A CEBOLA

Quando saí de Santa Maria, nos idos dos anos 90, levei comigo apenas um fogão, uma geladeira, minhas roupas e um equipamento odontológico completo que tinha comprado em incontáveis prestações. Era até então, o meu patrimônio. Havia passado num concurso na prefeitura de Taquara, cidade próxima a Porto Alegre.

Morei alguns meses num hotel e depois aluguei um apartamento no centro da cidade onde instalei os tais eletrodomésticos.

Aos poucos, conforme as possibilidades financeiras permitiam, fui comprando o restante dos móveis, isto é, um sofá, uma cama e uma televisão 20 polegadas.

Estabelecido na cidade vivi a vida como vivem todas as gentes. Fazia aquilo que se faz no cotidiano de cada dia sem nada de extraordinário que mereça ser comentado. Apenas vivia.

Certa vez recebi visitas e resolvemos fazer uma pizza num sábado à noite. Fui ao mercado comprei os ingredientes, massa, presunto, queijo, maionese, ketchup, orégano, tomate, cebola. Tudo que precisava para se fazer uma pizza de presunto e queijo.

No domingo de manhã, fui pegar o leite para fazer o café, e abro um parênteses para dizer que como eu almoçava e jantava sempre num restaurantezinho próximo não comprava nada para comer em casa, fecho parênteses. Leite era o único alimento que tinha. Abri a geladeira e vi que sobrara uma cebola das compras do sábado. Pensei que poderia usá-la quando fizesse uma outra pizza, uma salada ou um bife.

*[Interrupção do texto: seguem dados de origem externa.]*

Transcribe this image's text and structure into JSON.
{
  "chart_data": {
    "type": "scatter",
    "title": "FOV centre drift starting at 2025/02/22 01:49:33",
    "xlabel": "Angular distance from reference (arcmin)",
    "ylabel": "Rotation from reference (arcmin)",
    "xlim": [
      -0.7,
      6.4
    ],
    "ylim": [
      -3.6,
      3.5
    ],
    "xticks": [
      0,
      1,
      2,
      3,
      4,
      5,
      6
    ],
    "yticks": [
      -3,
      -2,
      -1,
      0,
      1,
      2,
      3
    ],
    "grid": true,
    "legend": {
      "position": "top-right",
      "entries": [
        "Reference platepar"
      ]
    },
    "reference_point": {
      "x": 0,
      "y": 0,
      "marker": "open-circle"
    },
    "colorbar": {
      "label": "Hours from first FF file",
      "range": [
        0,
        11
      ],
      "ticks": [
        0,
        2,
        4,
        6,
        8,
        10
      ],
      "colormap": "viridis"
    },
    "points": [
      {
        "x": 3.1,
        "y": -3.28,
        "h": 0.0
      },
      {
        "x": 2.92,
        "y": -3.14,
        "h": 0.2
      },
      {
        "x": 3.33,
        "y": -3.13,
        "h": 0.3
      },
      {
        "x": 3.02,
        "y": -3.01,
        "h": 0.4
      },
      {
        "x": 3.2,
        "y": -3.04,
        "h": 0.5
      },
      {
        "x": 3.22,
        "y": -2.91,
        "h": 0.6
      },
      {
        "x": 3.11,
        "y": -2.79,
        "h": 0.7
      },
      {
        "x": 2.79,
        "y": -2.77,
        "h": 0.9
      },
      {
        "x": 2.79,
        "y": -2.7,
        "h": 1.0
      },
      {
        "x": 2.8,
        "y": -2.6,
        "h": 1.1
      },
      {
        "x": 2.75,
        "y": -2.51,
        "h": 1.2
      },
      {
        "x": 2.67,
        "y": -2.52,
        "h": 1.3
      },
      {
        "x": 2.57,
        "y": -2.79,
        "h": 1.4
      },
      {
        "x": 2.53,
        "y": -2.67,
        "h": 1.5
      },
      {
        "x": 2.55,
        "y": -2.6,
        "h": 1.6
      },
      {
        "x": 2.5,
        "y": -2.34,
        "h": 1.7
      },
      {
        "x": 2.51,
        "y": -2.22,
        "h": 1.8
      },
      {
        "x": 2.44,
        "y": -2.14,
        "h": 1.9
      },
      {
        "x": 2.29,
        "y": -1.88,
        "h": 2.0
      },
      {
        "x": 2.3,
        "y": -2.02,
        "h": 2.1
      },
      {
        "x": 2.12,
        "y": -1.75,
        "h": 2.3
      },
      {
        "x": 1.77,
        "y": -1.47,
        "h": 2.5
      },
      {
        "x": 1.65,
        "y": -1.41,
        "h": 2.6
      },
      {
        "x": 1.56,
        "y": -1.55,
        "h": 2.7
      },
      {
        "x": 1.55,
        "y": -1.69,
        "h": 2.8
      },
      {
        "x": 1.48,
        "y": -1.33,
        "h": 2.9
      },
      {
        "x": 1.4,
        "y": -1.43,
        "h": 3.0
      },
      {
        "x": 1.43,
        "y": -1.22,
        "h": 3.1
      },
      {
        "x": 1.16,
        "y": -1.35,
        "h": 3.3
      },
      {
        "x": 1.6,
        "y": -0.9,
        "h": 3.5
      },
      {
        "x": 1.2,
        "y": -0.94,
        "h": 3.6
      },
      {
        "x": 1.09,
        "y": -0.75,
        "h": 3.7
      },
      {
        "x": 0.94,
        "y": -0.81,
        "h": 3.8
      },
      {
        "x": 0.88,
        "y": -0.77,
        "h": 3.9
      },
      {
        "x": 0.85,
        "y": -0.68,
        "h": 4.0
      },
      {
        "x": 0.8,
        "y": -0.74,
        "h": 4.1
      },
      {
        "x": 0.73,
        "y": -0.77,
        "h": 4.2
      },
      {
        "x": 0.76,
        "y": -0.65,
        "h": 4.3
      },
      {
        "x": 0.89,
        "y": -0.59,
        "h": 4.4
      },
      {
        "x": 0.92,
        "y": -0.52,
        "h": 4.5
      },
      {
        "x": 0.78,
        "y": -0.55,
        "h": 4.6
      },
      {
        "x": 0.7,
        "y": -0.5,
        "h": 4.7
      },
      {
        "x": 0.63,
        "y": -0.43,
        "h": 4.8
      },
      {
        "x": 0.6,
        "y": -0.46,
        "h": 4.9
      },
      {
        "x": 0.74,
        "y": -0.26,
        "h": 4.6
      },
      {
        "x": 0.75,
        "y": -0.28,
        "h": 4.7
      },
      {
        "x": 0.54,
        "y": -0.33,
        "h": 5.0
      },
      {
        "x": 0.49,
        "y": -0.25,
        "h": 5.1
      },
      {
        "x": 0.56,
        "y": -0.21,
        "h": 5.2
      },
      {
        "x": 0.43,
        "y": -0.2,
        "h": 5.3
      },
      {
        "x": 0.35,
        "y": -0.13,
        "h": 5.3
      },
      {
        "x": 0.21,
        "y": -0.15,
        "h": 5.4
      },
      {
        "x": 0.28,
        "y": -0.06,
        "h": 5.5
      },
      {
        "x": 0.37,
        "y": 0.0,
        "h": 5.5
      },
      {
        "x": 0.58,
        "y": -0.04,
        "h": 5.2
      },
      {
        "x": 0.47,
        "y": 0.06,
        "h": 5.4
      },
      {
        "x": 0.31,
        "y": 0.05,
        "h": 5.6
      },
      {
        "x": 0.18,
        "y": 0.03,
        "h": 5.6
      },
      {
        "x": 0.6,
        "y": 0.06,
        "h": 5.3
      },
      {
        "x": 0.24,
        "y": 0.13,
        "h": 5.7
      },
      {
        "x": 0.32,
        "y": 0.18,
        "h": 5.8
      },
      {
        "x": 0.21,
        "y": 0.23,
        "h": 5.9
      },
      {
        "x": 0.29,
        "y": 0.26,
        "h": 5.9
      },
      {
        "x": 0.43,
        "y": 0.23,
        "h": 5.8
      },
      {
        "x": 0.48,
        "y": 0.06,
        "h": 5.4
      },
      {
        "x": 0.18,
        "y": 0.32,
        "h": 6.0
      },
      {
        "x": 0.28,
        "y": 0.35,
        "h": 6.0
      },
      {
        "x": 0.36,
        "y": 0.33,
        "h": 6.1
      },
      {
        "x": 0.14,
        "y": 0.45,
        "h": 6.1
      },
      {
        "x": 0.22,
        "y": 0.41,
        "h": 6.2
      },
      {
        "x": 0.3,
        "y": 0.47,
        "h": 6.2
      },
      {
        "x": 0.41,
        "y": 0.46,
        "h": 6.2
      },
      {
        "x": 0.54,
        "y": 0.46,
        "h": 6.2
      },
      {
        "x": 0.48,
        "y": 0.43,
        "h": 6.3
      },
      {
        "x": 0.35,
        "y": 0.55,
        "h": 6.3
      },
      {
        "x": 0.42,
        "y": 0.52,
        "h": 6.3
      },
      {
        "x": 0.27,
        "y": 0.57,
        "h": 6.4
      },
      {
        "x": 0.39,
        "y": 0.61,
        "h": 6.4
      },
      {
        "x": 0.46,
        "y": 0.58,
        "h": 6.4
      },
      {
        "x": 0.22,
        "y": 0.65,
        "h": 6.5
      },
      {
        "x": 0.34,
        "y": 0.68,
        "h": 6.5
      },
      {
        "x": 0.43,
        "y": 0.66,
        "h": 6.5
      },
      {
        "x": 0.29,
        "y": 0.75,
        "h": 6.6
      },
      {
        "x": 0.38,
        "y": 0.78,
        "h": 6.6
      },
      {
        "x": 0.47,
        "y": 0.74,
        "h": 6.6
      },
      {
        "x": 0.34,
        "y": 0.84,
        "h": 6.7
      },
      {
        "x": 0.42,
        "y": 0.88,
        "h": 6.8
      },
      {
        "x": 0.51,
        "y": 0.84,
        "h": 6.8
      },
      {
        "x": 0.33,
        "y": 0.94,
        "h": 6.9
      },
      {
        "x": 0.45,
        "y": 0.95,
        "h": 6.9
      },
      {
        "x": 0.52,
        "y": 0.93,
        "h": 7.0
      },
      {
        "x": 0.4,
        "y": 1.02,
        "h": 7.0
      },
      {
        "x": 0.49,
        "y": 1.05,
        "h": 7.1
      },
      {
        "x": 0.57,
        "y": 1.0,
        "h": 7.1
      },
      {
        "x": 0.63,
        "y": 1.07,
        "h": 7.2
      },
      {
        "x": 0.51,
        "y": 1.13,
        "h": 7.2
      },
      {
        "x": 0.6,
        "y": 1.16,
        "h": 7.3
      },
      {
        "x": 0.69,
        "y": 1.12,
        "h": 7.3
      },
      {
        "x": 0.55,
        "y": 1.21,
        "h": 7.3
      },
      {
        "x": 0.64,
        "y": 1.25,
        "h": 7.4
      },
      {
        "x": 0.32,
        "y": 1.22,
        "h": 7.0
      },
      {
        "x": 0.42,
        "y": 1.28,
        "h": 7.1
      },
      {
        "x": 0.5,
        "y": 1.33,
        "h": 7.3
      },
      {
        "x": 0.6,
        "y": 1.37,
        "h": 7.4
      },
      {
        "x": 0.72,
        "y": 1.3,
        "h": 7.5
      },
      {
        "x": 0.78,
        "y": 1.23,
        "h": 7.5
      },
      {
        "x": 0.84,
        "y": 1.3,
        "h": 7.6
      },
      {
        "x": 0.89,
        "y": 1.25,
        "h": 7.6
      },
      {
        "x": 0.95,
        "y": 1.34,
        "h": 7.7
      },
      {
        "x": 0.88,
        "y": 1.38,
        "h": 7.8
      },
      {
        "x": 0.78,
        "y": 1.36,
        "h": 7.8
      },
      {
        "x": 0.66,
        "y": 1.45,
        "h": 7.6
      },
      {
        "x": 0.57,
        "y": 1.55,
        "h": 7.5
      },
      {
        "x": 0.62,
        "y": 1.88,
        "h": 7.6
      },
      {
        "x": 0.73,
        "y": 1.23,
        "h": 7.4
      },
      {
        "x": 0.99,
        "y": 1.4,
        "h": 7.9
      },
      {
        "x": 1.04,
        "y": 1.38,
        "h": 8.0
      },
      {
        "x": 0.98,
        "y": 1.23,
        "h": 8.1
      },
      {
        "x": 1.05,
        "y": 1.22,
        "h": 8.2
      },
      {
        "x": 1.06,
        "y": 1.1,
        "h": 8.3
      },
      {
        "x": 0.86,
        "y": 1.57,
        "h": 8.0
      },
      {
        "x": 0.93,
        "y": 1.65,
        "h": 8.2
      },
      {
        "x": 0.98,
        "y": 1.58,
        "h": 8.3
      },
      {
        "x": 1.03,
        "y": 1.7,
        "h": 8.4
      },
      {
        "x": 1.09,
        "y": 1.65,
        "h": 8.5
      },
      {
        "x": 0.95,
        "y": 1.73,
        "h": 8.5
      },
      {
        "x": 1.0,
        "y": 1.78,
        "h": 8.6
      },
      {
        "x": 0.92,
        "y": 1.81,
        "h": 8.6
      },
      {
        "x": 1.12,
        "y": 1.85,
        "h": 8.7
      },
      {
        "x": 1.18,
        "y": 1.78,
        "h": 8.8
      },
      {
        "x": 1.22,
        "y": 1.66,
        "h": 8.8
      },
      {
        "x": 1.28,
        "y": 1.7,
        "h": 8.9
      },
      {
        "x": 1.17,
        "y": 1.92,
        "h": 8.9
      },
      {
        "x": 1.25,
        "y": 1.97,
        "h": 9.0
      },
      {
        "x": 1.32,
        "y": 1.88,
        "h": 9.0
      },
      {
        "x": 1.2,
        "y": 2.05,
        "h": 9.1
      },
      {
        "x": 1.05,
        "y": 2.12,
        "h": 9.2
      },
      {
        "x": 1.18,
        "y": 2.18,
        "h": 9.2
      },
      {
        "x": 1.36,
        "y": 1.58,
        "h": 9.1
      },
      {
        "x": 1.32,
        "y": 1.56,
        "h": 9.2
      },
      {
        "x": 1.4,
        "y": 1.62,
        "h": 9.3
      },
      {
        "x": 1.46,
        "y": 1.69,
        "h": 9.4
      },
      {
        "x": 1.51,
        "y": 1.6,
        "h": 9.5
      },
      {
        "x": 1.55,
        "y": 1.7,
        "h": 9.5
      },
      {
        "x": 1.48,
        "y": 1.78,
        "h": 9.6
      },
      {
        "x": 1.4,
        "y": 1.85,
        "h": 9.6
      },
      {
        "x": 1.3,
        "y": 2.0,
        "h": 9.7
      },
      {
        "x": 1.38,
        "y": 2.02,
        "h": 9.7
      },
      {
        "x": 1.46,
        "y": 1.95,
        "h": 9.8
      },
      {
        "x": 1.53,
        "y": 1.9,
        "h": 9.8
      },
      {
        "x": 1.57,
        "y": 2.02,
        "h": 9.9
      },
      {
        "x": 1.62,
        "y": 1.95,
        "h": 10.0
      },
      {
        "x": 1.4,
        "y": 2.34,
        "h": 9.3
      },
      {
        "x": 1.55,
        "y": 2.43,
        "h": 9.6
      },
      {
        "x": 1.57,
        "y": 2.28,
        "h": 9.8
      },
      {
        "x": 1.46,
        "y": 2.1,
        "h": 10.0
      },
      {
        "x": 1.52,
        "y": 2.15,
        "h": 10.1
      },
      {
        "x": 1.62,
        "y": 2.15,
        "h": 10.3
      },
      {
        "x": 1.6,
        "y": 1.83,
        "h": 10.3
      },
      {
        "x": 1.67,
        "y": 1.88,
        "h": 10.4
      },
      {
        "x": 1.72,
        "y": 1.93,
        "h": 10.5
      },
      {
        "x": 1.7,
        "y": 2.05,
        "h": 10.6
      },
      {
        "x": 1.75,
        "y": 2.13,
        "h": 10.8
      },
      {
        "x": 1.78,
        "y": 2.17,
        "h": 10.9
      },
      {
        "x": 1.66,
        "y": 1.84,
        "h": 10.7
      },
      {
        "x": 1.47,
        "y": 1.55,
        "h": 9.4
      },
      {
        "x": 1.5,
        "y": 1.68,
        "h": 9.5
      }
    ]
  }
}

Nos 12 meses seguintes que lá morei, nunca fiz um único almoço ou janta. Para se ter uma ideia o botijão de gás que veio junto de Santa Maria durou exatamente dois anos.

Os únicos alimentos que ficavam guardados na geladeira era o leite para o café e a cebola. E desta forma passaram-se os meses.

Acordava de manhã, ia pegar o leite e dava de cara com a cebola. Voltava do trabalho a noite e estava lá a cebola. Depois de alguns meses comecei a lhe dar bom-dia, mas ela, fria como uma cebola de geladeira, não respondia. Adotei-a como minha mascote, uma filha adotiva. Sentia-me um Tom Hanks numa ilha deserta, a cebola era o meu Wilson.

Em julho do ano seguinte, fui embora para Laguna. Eu, meus moveis, meu consultório e a cebola.

Ela permaneceu na geladeira mais um ano, até que numa manhã de um dia qualquer, fui pegar o leite, o presunto e o queijo para o café, sim já tinha presunto e queijo, e percebi duas hastes verdes saindo de sua parte superior. Ela estava brotando. Espantou-me que mesmo no frio escuro de uma geladeira que poucas vezes era aberta ela teve a força de brotar.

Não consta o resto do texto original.